The ‘nest’ was a new or temporary wooden floor that had been installed at the ICA for Stuart Middleton’s exhibition: Beat. Bhanu ushered me onto these uneven wooden floorboards, and asked me if I’d like to meet her cousin. ‘This is Alicia, I am trying to integrate her into the nest.’ He introduced himself and asked how I knew Bhanu. I squealed, ‘I actually don’t, we just met, I read Ban en Banlieue!’ He said he is an architect, lives in Wembley. I am sure he said that he’d never seen his cousin perform before. We talked about how strange the ICA is, its location, and he said that Bhanu brings beauty to everything, every space. She grew up in London and he grew up in India, but they travelled in India together when he was 17. He told me that she would find rocks, break them open, and reveal crystals. Bhanu lives and works in America (she was wearing cowboy boots!) Being back in London seemed important.

The performance was introduced by Stuart Middleton. At his feet were yellow flowers and large bottles of water. Early that morning, he explained, he and Bhanu had travelled to the place where Constable’s The Hay Wain was painted. Due to a series of coincidences, they had begun to collaborate this week over their connections to this painting. They had taken the yellow flowers and water from the River Stour, to bring us its marginal stuff. The marginal stuff of the painting. Stuart Middleton poured the water on the now slightly wilted flowers and on Bhanu’s head.

‘I invite you, I demand that you leave on all fours. Slink off how you like.’

Humanimal: A Project for Future Children is in part a retelling of the famous ‘Bengali wolf girls’ case of the 1920s, in which the apparently feral Kamala and Amala were ‘recuperated’ into Indian society by Dr. Joseph Singh. Throughout the book, Bhanu Kapil follows a film crew making a documentary about the girls. She also looks at the death of her father, and her childhood in London. It is a study of wildness, colonialism, and domestication.

Quotes from Humanimal:

‘I had a tail. I have a hymn. My frayed blue hymnal I left in the box by my cot and the Father smacked my side with a wand.
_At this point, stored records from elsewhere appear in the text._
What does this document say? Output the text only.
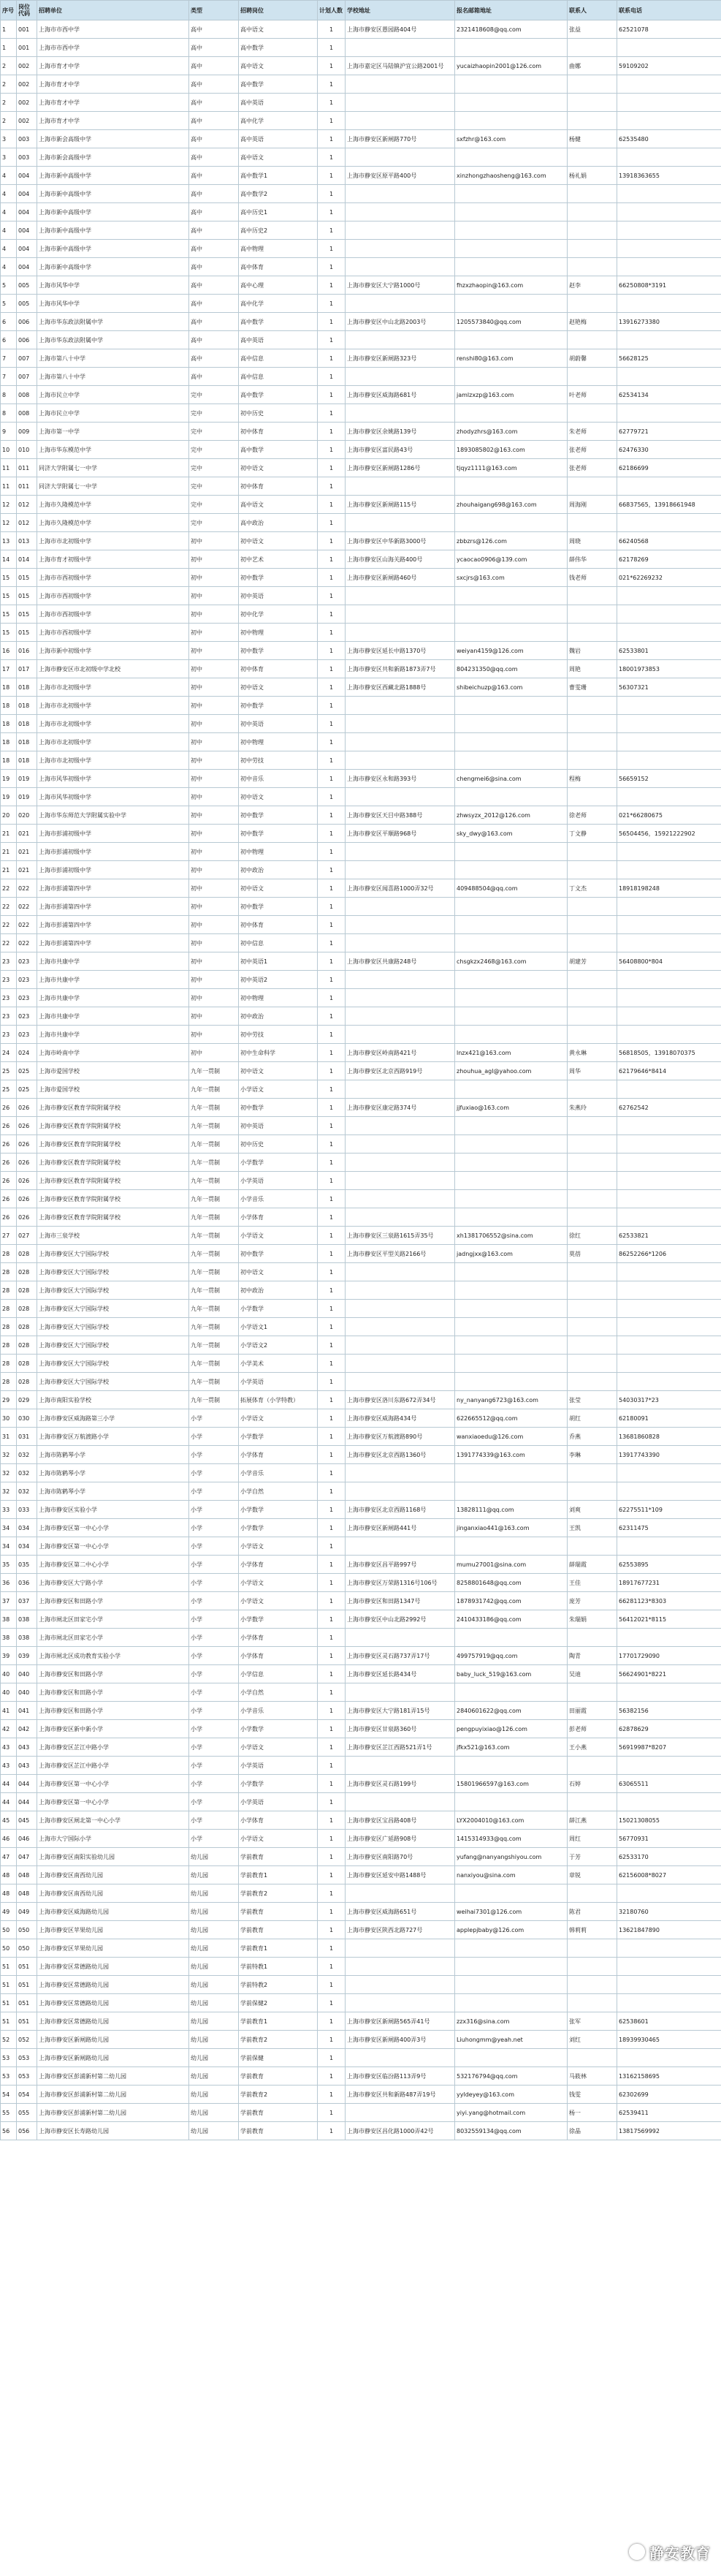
序号	岗位代码	招聘单位	类型	招聘岗位	计划人数	学校地址	报名邮箱地址	联系人	联系电话
1	001	上海市市西中学	高中	高中语文	1	上海市静安区愚园路404号	2321418608@qq.com	张益	62521078
1	001	上海市市西中学	高中	高中数学	1				
2	002	上海市育才中学	高中	高中语文	1	上海市嘉定区马陆镇沪宜公路2001号	yucaizhaopin2001@126.com	曲娜	59109202
2	002	上海市育才中学	高中	高中数学	1				
2	002	上海市育才中学	高中	高中英语	1				
2	002	上海市育才中学	高中	高中化学	1				
3	003	上海市新会高级中学	高中	高中英语	1	上海市静安区新闸路770号	sxfzhr@163.com	杨健	62535480
3	003	上海市新会高级中学	高中	高中语文	1				
4	004	上海市新中高级中学	高中	高中数学1	1	上海市静安区原平路400号	xinzhongzhaosheng@163.com	杨礼娟	13918363655
4	004	上海市新中高级中学	高中	高中数学2	1				
4	004	上海市新中高级中学	高中	高中历史1	1				
4	004	上海市新中高级中学	高中	高中历史2	1				
4	004	上海市新中高级中学	高中	高中物理	1				
4	004	上海市新中高级中学	高中	高中体育	1				
5	005	上海市风华中学	高中	高中心理	1	上海市静安区大宁路1000号	fhzxzhaopin@163.com	赵李	66250808*3191
5	005	上海市风华中学	高中	高中化学	1				
6	006	上海市华东政法附属中学	高中	高中数学	1	上海市静安区中山北路2003号	1205573840@qq.com	赵艳梅	13916273380
6	006	上海市华东政法附属中学	高中	高中英语	1				
7	007	上海市第八十中学	高中	高中信息	1	上海市静安区新闸路323号	renshi80@163.com	胡蔚馨	56628125
7	007	上海市第八十中学	高中	高中信息	1				
8	008	上海市民立中学	完中	高中数学	1	上海市静安区威海路681号	jamlzxzp@163.com	叶老师	62534134
8	008	上海市民立中学	完中	初中历史	1				
9	009	上海市第一中学	完中	初中体育	1	上海市静安区余姚路139号	zhodyzhrs@163.com	朱老师	62779721
10	010	上海市华东模范中学	完中	高中数学	1	上海市静安区富民路43号	1893085802@163.com	张老师	62476330
11	011	同济大学附属七一中学	完中	初中语文	1	上海市静安区新闸路1286号	tjqyz1111@163.com	张老师	62186699
11	011	同济大学附属七一中学	完中	初中体育	1				
12	012	上海市久隆模范中学	完中	高中语文	1	上海市静安区新闸路115号	zhouhaigang698@163.com	周海刚	66837565，13918661948
12	012	上海市久隆模范中学	完中	高中政治	1				
13	013	上海市市北初级中学	初中	初中语文	1	上海市静安区中华新路3000号	zbbzrs@126.com	周晓	66240568
14	014	上海市育才初级中学	初中	初中艺术	1	上海市静安区山海关路400号	ycaocao0906@139.com	薛伟华	62178269
15	015	上海市市西初级中学	初中	初中数学	1	上海市静安区新闸路460号	sxcjrs@163.com	钱老师	021*62269232
15	015	上海市市西初级中学	初中	初中英语	1				
15	015	上海市市西初级中学	初中	初中化学	1				
15	015	上海市市西初级中学	初中	初中物理	1				
16	016	上海市新中初级中学	初中	初中数学	1	上海市静安区延长中路1370号	weiyan4159@126.com	魏岩	62533801
17	017	上海市静安区市北初级中学北校	初中	初中体育	1	上海市静安区共和新路1873弄7号	804231350@qq.com	周艳	18001973853
18	018	上海市市北初级中学	初中	初中语文	1	上海市静安区西藏北路1888号	shibeichuzp@163.com	曹雯珊	56307321
18	018	上海市市北初级中学	初中	初中数学	1				
18	018	上海市市北初级中学	初中	初中英语	1				
18	018	上海市市北初级中学	初中	初中物理	1				
18	018	上海市市北初级中学	初中	初中劳技	1				
19	019	上海市风华初级中学	初中	初中音乐	1	上海市静安区永和路393号	chengmei6@sina.com	程梅	56659152
19	019	上海市风华初级中学	初中	初中语文	1				
20	020	上海市华东师范大学附属实验中学	初中	初中数学	1	上海市静安区天目中路388号	zhwsyzx_2012@126.com	徐老师	021*66280675
21	021	上海市彭浦初级中学	初中	初中数学	1	上海市静安区平顺路968号	sky_dwy@163.com	丁文静	56504456，15921222902
21	021	上海市彭浦初级中学	初中	初中物理	1				
21	021	上海市彭浦初级中学	初中	初中政治	1				
22	022	上海市彭浦第四中学	初中	初中语文	1	上海市静安区闻喜路1000弄32号	409488504@qq.com	丁文杰	18918198248
22	022	上海市彭浦第四中学	初中	初中数学	1				
22	022	上海市彭浦第四中学	初中	初中体育	1				
22	022	上海市彭浦第四中学	初中	初中信息	1				
23	023	上海市共康中学	初中	初中英语1	1	上海市静安区共康路248号	chsgkzx2468@163.com	胡建芳	56408800*804
23	023	上海市共康中学	初中	初中英语2	1				
23	023	上海市共康中学	初中	初中物理	1				
23	023	上海市共康中学	初中	初中政治	1				
23	023	上海市共康中学	初中	初中劳技	1				
24	024	上海市岭南中学	初中	初中生命科学	1	上海市静安区岭南路421号	lnzx421@163.com	黄永琳	56818505，13918070375
25	025	上海市爱国学校	九年一贯制	初中语文	1	上海市静安区北京西路919号	zhouhua_agl@yahoo.com	周华	62179646*8414
25	025	上海市爱国学校	九年一贯制	小学语文	1				
26	026	上海市静安区教育学院附属学校	九年一贯制	初中数学	1	上海市静安区康定路374号	jjfuxiao@163.com	朱燕玲	62762542
26	026	上海市静安区教育学院附属学校	九年一贯制	初中英语	1				
26	026	上海市静安区教育学院附属学校	九年一贯制	初中历史	1				
26	026	上海市静安区教育学院附属学校	九年一贯制	小学数学	1				
26	026	上海市静安区教育学院附属学校	九年一贯制	小学英语	1				
26	026	上海市静安区教育学院附属学校	九年一贯制	小学音乐	1				
26	026	上海市静安区教育学院附属学校	九年一贯制	小学体育	1				
27	027	上海市三泉学校	九年一贯制	小学语文	1	上海市静安区三泉路1615弄35号	xh1381706552@sina.com	徐红	62533821
28	028	上海市静安区大宁国际学校	九年一贯制	初中数学	1	上海市静安区平型关路2166号	jadngjxx@163.com	莫蓓	86252266*1206
28	028	上海市静安区大宁国际学校	九年一贯制	初中语文	1				
28	028	上海市静安区大宁国际学校	九年一贯制	初中政治	1				
28	028	上海市静安区大宁国际学校	九年一贯制	小学数学	1				
28	028	上海市静安区大宁国际学校	九年一贯制	小学语文1	1				
28	028	上海市静安区大宁国际学校	九年一贯制	小学语文2	1				
28	028	上海市静安区大宁国际学校	九年一贯制	小学美术	1				
28	028	上海市静安区大宁国际学校	九年一贯制	小学英语	1				
29	029	上海市南阳实验学校	九年一贯制	拓展体育（小学特教）	1	上海市静安区洛川东路672弄34号	ny_nanyang6723@163.com	张莹	54030317*23
30	030	上海市静安区威海路第三小学	小学	小学语文	1	上海市静安区威海路434号	622665512@qq.com	胡红	62180091
31	031	上海市静安区万航渡路小学	小学	小学数学	1	上海市静安区万航渡路890号	wanxiaoedu@126.com	乔燕	13681860828
32	032	上海市陈鹤琴小学	小学	小学体育	1	上海市静安区北京西路1360号	1391774339@163.com	李琳	13917743390
32	032	上海市陈鹤琴小学	小学	小学音乐	1				
32	032	上海市陈鹤琴小学	小学	小学自然	1				
33	033	上海市静安区实验小学	小学	小学数学	1	上海市静安区北京西路1168号	13828111@qq.com	刘爽	62275511*109
34	034	上海市静安区第一中心小学	小学	小学数学	1	上海市静安区新闸路441号	jinganxiao441@163.com	王凯	62311475
34	034	上海市静安区第一中心小学	小学	小学语文	1				
35	035	上海市静安区第二中心小学	小学	小学体育	1	上海市静安区昌平路997号	mumu27001@sina.com	薛瑞霞	62553895
36	036	上海市静安区大宁路小学	小学	小学语文	1	上海市静安区万荣路1316号106号	8258801648@qq.com	王佳	18917677231
37	037	上海市静安区和田路小学	小学	小学语文	1	上海市静安区和田路1347号	1878931742@qq.com	庞芳	66281123*8303
38	038	上海市闸北区田家宅小学	小学	小学数学	1	上海市静安区中山北路2992号	2410433186@qq.com	朱瑞娟	56412021*8115
38	038	上海市闸北区田家宅小学	小学	小学体育	1				
39	039	上海市闸北区成功教育实验小学	小学	小学体育	1	上海市静安区灵石路737弄17号	499757919@qq.com	陶青	17701729090
40	040	上海市静安区和田路小学	小学	小学信息	1	上海市静安区延长路434号	baby_luck_519@163.com	吴迪	56624901*8221
40	040	上海市静安区和田路小学	小学	小学自然	1				
41	041	上海市静安区和田路小学	小学	小学音乐	1	上海市静安区大宁路181弄15号	2840601622@qq.com	田丽霞	56382156
42	042	上海市静安区新中新小学	小学	小学数学	1	上海市静安区甘泉路360号	pengpuyixiao@126.com	彭老师	62878629
43	043	上海市静安区芷江中路小学	小学	小学语文	1	上海市静安区芷江西路521弄1号	jfkx521@163.com	王小燕	56919987*8207
43	043	上海市静安区芷江中路小学	小学	小学英语	1				
44	044	上海市静安区第一中心小学	小学	小学数学	1	上海市静安区灵石路199号	15801966597@163.com	石婷	63065511
44	044	上海市静安区第一中心小学	小学	小学英语	1				
45	045	上海市静安区闸北第一中心小学	小学	小学体育	1	上海市静安区宝昌路408号	LYX2004010@163.com	薛江燕	15021308055
46	046	上海市大宁国际小学	小学	小学语文	1	上海市静安区广延路908号	1415314933@qq.com	周红	56770931
47	047	上海市静安区南阳实验幼儿园	幼儿园	学前教育	1	上海市静安区南阳路70号	yufang@nanyangshiyou.com	于芳	62533170
48	048	上海市静安区南西幼儿园	幼儿园	学前教育1	1	上海市静安区延安中路1488号	nanxiyou@sina.com	章锐	62156008*8027
48	048	上海市静安区南西幼儿园	幼儿园	学前教育2	1				
49	049	上海市静安区威海路幼儿园	幼儿园	学前教育	1	上海市静安区威海路651号	weihai7301@126.com	陈君	32180760
50	050	上海市静安区苹果幼儿园	幼儿园	学前教育	1	上海市静安区陕西北路727号	applepjbaby@126.com	韩莉莉	13621847890
50	050	上海市静安区苹果幼儿园	幼儿园	学前教育1	1				
51	051	上海市静安区常德路幼儿园	幼儿园	学前特教1	1				
51	051	上海市静安区常德路幼儿园	幼儿园	学前特教2	1				
51	051	上海市静安区常德路幼儿园	幼儿园	学前保健2	1				
51	051	上海市静安区常德路幼儿园	幼儿园	学前教育1	1	上海市静安区新闸路565弄41号	zzx316@sina.com	张军	62538601
52	052	上海市静安区新闸路幼儿园	幼儿园	学前教育2	1	上海市静安区新闸路400弄3号	Liuhongmm@yeah.net	刘红	18939930465
53	053	上海市静安区新闸路幼儿园	幼儿园	学前保健	1				
53	053	上海市静安区彭浦新村第二幼儿园	幼儿园	学前教育	1	上海市静安区临汾路113弄9号	532176794@qq.com	马筱林	13162158695
54	054	上海市静安区彭浦新村第二幼儿园	幼儿园	学前教育2	1	上海市静安区共和新路487弄19号	yyldeyey@163.com	钱雯	62302699
55	055	上海市静安区彭浦新村第二幼儿园	幼儿园	学前教育	1		yiyi.yang@hotmail.com	杨一	62539411
56	056	上海市静安区长寿路幼儿园	幼儿园	学前教育	1	上海市静安区昌化路1000弄42号	8032559134@qq.com	徐晶	13817569992
静安教育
I wore a skirt.’

Bhanu spoke of her father’s fondness for the aforementioned painting, The Hay Wain. In hospital, the author massages his legs: ‘Barefoot, his feet resembled those of a goat’s; hard, rough and smooth.’ I love this.

‘I wrote about the bloodstream of a child intermingling with that of an animal.’

‘What is digestion? It is the ability to assimilate proteins. What is a protein? I don’t know. Is everything inside the body a kind of liquid, a way of taking information from site to site?’

Before Bhanu started, she said, ‘this is the harness and I am the nest. This is the harness and I am the nest,’ and that the reading would last 28.5 minutes. Towards the end, she began to rip the book from which she was reading to pieces. It seemed an intuitive action rather than a decisive one. Afterwards, she added, ‘I’m doing a workshop on charcoal, writing and anti-memoir at 4pm. Goodbye forever.’

Bhanu’s cousin repeated that she brings beauty to everything. He filmed part of the performance on his phone. We shook hands, it was so good to meet him, and I dived out of the nest. Although the gallery is situated in an area of London that I’m very familiar with, I got lost on the way to the tube because I was not paying attention.

Yes, and there was glitter on the floor of the ICA bookshop. She’s perpetually leaving these sorts of contagious traces in the outskirts of her writing, in the outskirts of the performance.

Dear Bhanu, thank you for looking after us. You are generous, funny, and kind.